Of late, he has ranted about shagging and bitches, like a crash-test dummy with a neurological disorder, as if rehearsing for an upcoming live tour that ought to be called Sophistry of the Penis.
He has explained that he often tells people to “f--- off”, as though boasting membership in some special club.
“If I think they should shut up, I’ll tell them to shut up,” he has said.
The pity? Even though Leyonhjelm seems like a lonely sod, he’s hardly alone. This is how public discourse largely works now.
Take his political sparring partners, the Greens. They disguise their intolerance with arguments about the greater good. They tell people to shut up by reaching into their very deep bag labelled “BANS”.
Call it “look-at-me” politics. Like Leyonhjelm, it’s bathed in stridency and joylessness — and dressed up as the opposite.
Last week, a Greens senator wanted to ban balloons, though he stopped short of calling to ban children. This week, the Greens turned to another atrocity few had identified — the reading of the Lord’s Prayer at the start of each parliamentary sitting.
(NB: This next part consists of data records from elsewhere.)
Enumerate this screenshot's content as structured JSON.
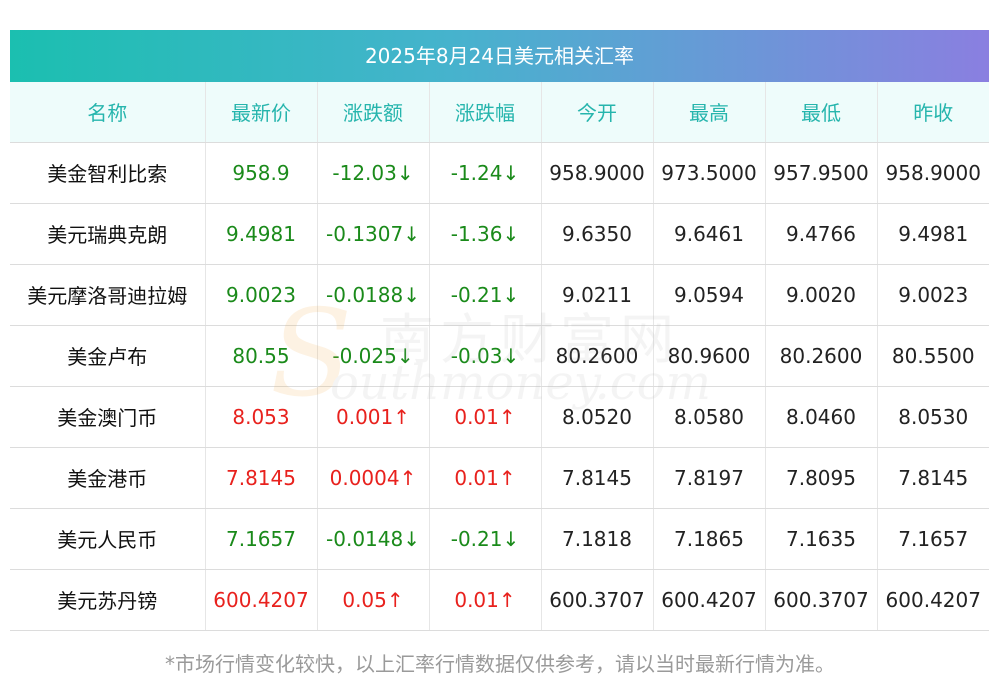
{
  "title": "2025年8月24日美元相关汇率",
  "headers": [
    "名称",
    "最新价",
    "涨跌额",
    "涨跌幅",
    "今开",
    "最高",
    "最低",
    "昨收"
  ],
  "rows": [
    {
      "name": "美金智利比索",
      "latest": "958.9",
      "change": "-12.03↓",
      "pct": "-1.24↓",
      "open": "958.9000",
      "high": "973.5000",
      "low": "957.9500",
      "prev": "958.9000",
      "dir": "down"
    },
    {
      "name": "美元瑞典克朗",
      "latest": "9.4981",
      "change": "-0.1307↓",
      "pct": "-1.36↓",
      "open": "9.6350",
      "high": "9.6461",
      "low": "9.4766",
      "prev": "9.4981",
      "dir": "down"
    },
    {
      "name": "美元摩洛哥迪拉姆",
      "latest": "9.0023",
      "change": "-0.0188↓",
      "pct": "-0.21↓",
      "open": "9.0211",
      "high": "9.0594",
      "low": "9.0020",
      "prev": "9.0023",
      "dir": "down"
    },
    {
      "name": "美金卢布",
      "latest": "80.55",
      "change": "-0.025↓",
      "pct": "-0.03↓",
      "open": "80.2600",
      "high": "80.9600",
      "low": "80.2600",
      "prev": "80.5500",
      "dir": "down"
    },
    {
      "name": "美金澳门币",
      "latest": "8.053",
      "change": "0.001↑",
      "pct": "0.01↑",
      "open": "8.0520",
      "high": "8.0580",
      "low": "8.0460",
      "prev": "8.0530",
      "dir": "up"
    },
    {
      "name": "美金港币",
      "latest": "7.8145",
      "change": "0.0004↑",
      "pct": "0.01↑",
      "open": "7.8145",
      "high": "7.8197",
      "low": "7.8095",
      "prev": "7.8145",
      "dir": "up"
    },
    {
      "name": "美元人民币",
      "latest": "7.1657",
      "change": "-0.0148↓",
      "pct": "-0.21↓",
      "open": "7.1818",
      "high": "7.1865",
      "low": "7.1635",
      "prev": "7.1657",
      "dir": "down"
    },
    {
      "name": "美元苏丹镑",
      "latest": "600.4207",
      "change": "0.05↑",
      "pct": "0.01↑",
      "open": "600.3707",
      "high": "600.4207",
      "low": "600.3707",
      "prev": "600.4207",
      "dir": "up"
    }
  ],
  "footnote": "*市场行情变化较快，以上汇率行情数据仅供参考，请以当时最新行情为准。",
  "watermark": {
    "cn": "南方财富网",
    "en": "outhmoney.com",
    "s": "S"
  },
  "colors": {
    "down": "#1a8a1a",
    "up": "#e8211d",
    "header_text": "#26b5ad"
  }
}
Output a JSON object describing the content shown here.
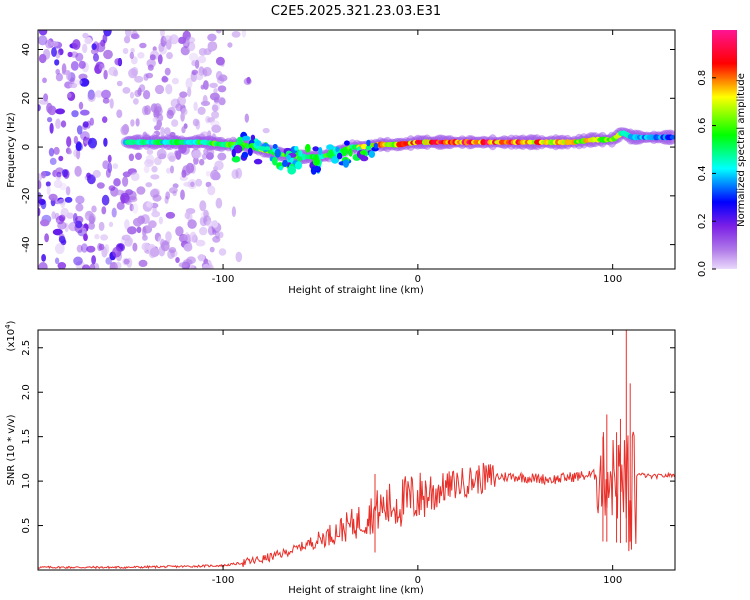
{
  "title": "C2E5.2025.321.23.03.E31",
  "chart_data": [
    {
      "type": "heatmap",
      "name": "spectrogram",
      "xlabel": "Height of straight line (km)",
      "ylabel": "Frequency (Hz)",
      "xlim": [
        -195,
        132
      ],
      "ylim": [
        -50,
        48
      ],
      "xticks": [
        -100,
        0,
        100
      ],
      "yticks": [
        -40,
        -20,
        0,
        20,
        40
      ],
      "colorbar": {
        "label": "Normalized spectral amplitude",
        "range": [
          0,
          1
        ],
        "ticks": [
          0.0,
          0.2,
          0.4,
          0.6,
          0.8
        ],
        "colors": [
          "#e6d6f7",
          "#8a2be2",
          "#0000ff",
          "#00ffff",
          "#00ff00",
          "#ffff00",
          "#ff0000",
          "#ff1493"
        ]
      },
      "trace": {
        "x": [
          -150,
          -130,
          -110,
          -100,
          -90,
          -80,
          -70,
          -60,
          -50,
          -40,
          -34,
          -30,
          -20,
          -10,
          0,
          20,
          40,
          60,
          80,
          90,
          100,
          105,
          110,
          120,
          132
        ],
        "y": [
          2,
          2,
          2,
          1,
          1,
          -1,
          -3,
          -4,
          -4,
          -2,
          0,
          0,
          1,
          1,
          2,
          2,
          2,
          2,
          2,
          3,
          3,
          6,
          4,
          4,
          4
        ],
        "amplitude": [
          0.5,
          0.5,
          0.55,
          0.6,
          0.6,
          0.65,
          0.6,
          0.6,
          0.55,
          0.6,
          0.6,
          0.7,
          0.75,
          0.8,
          0.85,
          0.9,
          0.9,
          0.85,
          0.75,
          0.7,
          0.7,
          0.6,
          0.45,
          0.4,
          0.35
        ]
      },
      "noise_region_x": [
        -195,
        -100
      ]
    },
    {
      "type": "line",
      "name": "snr",
      "xlabel": "Height of straight line (km)",
      "ylabel": "SNR (10 * v/v)",
      "scale_label": "(x10",
      "scale_exponent": "4",
      "xlim": [
        -195,
        132
      ],
      "ylim": [
        0,
        2.7
      ],
      "xticks": [
        -100,
        0,
        100
      ],
      "yticks": [
        0.5,
        1.0,
        1.5,
        2.0,
        2.5
      ],
      "ytick_labels": [
        "0.5",
        "1.0",
        "1.5",
        "2.0",
        "2.5"
      ],
      "series": [
        {
          "name": "SNR",
          "color": "#e8302a",
          "x": [
            -195,
            -150,
            -120,
            -100,
            -90,
            -80,
            -70,
            -60,
            -50,
            -40,
            -30,
            -25,
            -20,
            -10,
            0,
            10,
            20,
            30,
            40,
            50,
            60,
            70,
            80,
            90,
            95,
            100,
            105,
            108,
            110,
            115,
            120,
            132
          ],
          "y": [
            0.03,
            0.03,
            0.04,
            0.05,
            0.08,
            0.12,
            0.18,
            0.26,
            0.35,
            0.45,
            0.55,
            0.62,
            0.68,
            0.75,
            0.82,
            0.9,
            0.97,
            1.02,
            1.05,
            1.05,
            1.03,
            1.02,
            1.05,
            1.07,
            1.07,
            1.05,
            1.0,
            1.05,
            1.08,
            1.07,
            1.05,
            1.07
          ]
        }
      ],
      "spikes": [
        {
          "x": -22,
          "y": 1.08
        },
        {
          "x": 95,
          "y": 1.5
        },
        {
          "x": 97,
          "y": 1.75
        },
        {
          "x": 102,
          "y": 1.55
        },
        {
          "x": 104,
          "y": 1.7
        },
        {
          "x": 107,
          "y": 2.7
        },
        {
          "x": 109,
          "y": 2.1
        }
      ]
    }
  ]
}
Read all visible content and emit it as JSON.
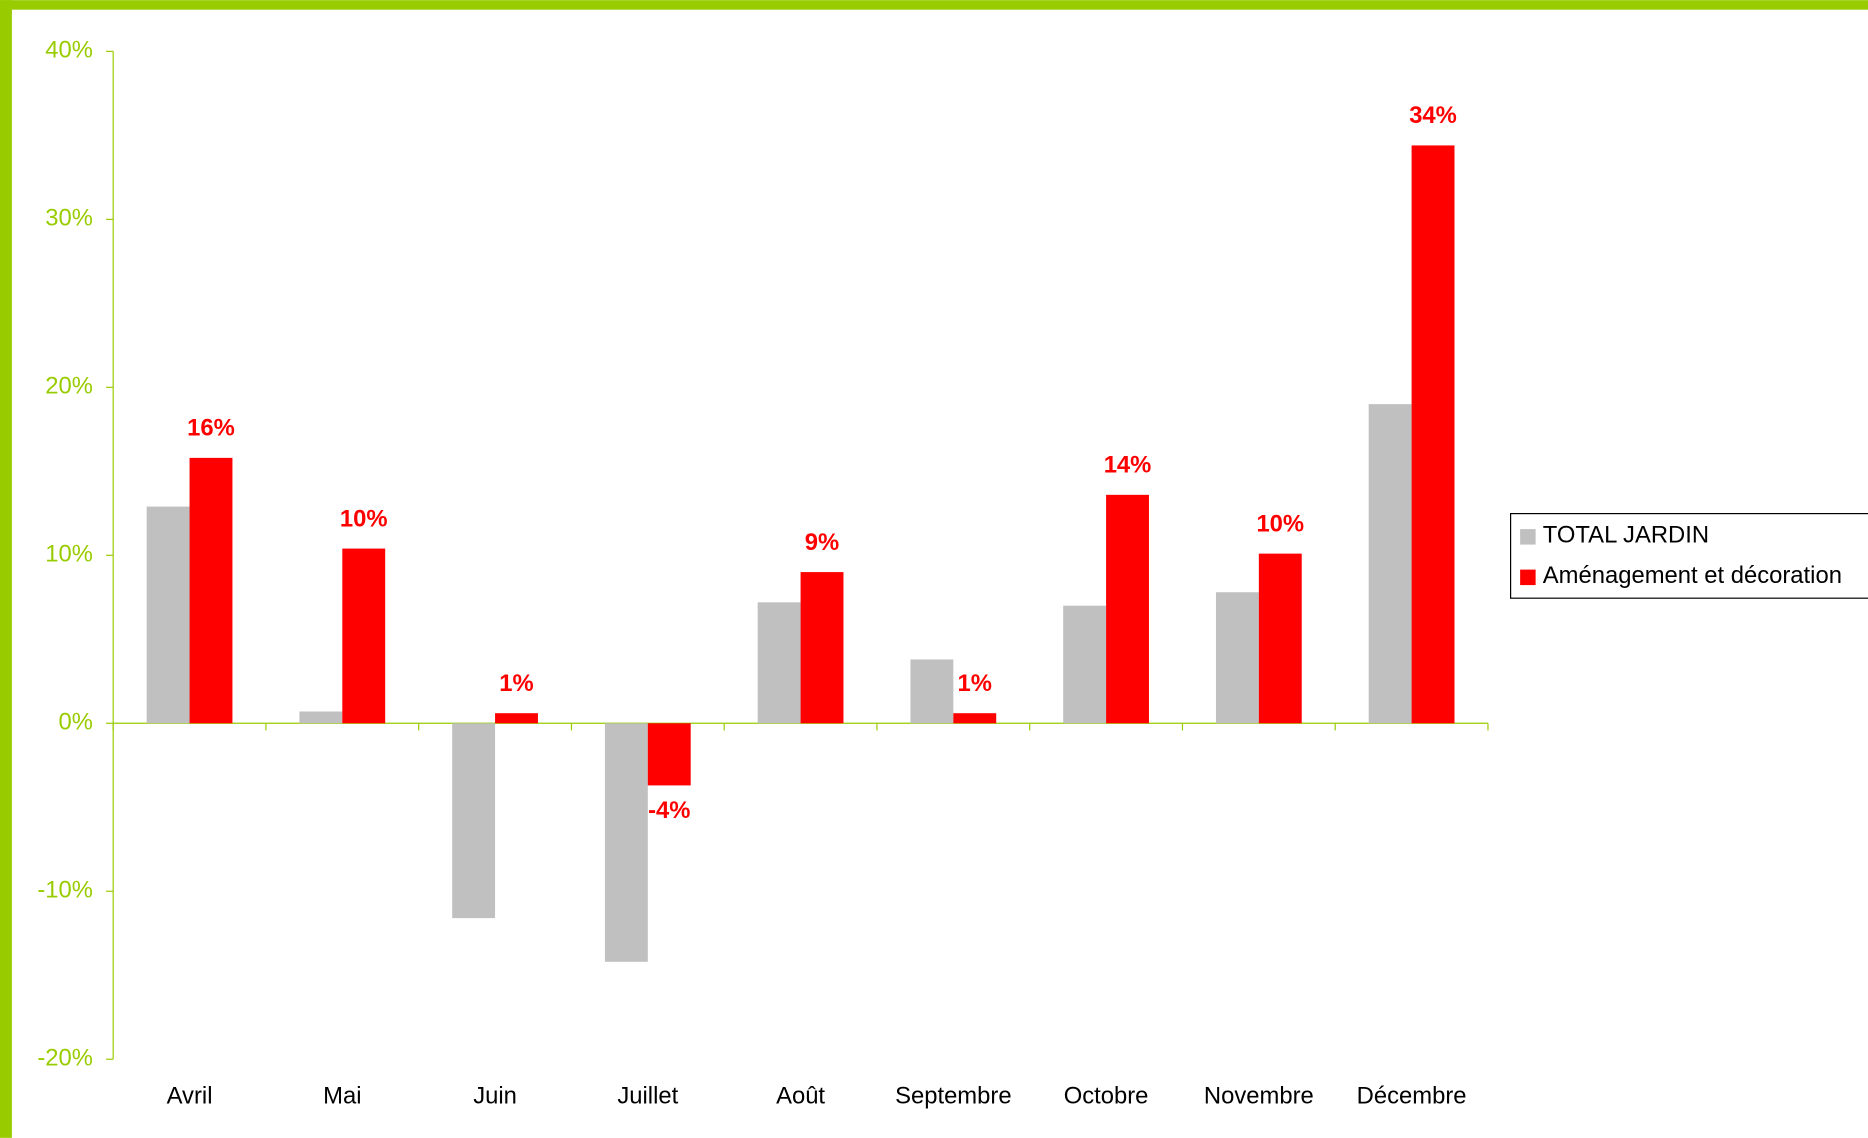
{
  "chart_data": {
    "type": "bar",
    "categories": [
      "Avril",
      "Mai",
      "Juin",
      "Juillet",
      "Août",
      "Septembre",
      "Octobre",
      "Novembre",
      "Décembre"
    ],
    "series": [
      {
        "name": "TOTAL JARDIN",
        "color": "#c0c0c0",
        "values": [
          12.9,
          0.7,
          -11.6,
          -14.2,
          7.2,
          3.8,
          7.0,
          7.8,
          19.0
        ]
      },
      {
        "name": "Aménagement et décoration",
        "color": "#ff0000",
        "values": [
          15.8,
          10.4,
          0.6,
          -3.7,
          9.0,
          0.6,
          13.6,
          10.1,
          34.4
        ],
        "value_labels": [
          "16%",
          "10%",
          "1%",
          "-4%",
          "9%",
          "1%",
          "14%",
          "10%",
          "34%"
        ]
      }
    ],
    "ylim": [
      -20,
      40
    ],
    "yticks": [
      {
        "value": -20,
        "label": "-20%"
      },
      {
        "value": -10,
        "label": "-10%"
      },
      {
        "value": 0,
        "label": "0%"
      },
      {
        "value": 10,
        "label": "10%"
      },
      {
        "value": 20,
        "label": "20%"
      },
      {
        "value": 30,
        "label": "30%"
      },
      {
        "value": 40,
        "label": "40%"
      }
    ],
    "legend": "right"
  }
}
Senator Richard Di Natale said the practice, which dates to 1901, was “quite jarring” and unrepresentative of those of different faiths or no faith. He didn’t like it. It had to stop. Now.
That Muslims and Buddhists had not risen to complain about the Lord’s Prayer was beside the point.
Di Natale was drawing on figures that showed declining faith in Australia. One in four Australians did not believe in God or a universal spirit in 2009 — though it’s worth noting that former Greens leader Bob Brown has spoken about aliens being “extincted”.
Levels of faith have plummeted in Australia. About half the nation identified as Christian in 2016, compared with 88 per cent in 1966.
What’s unclear is whether Di Natale has listened to what anyone else wants or to the prayer itself. It offers pointers to politicians — as well as Christians and Muslims — about everyday respect and kindness. Even an atheist can acknowledge this.
To “forgive others” seems like a universal virtue. To ask forgiveness for your own failings implies acknowledgment of your own imperfections. As does the guidance from temptation and evil.
We could all use reminders like these. Except of course if you’re a Green or a libertarian — and you assume that you are more civilised than the rest of us.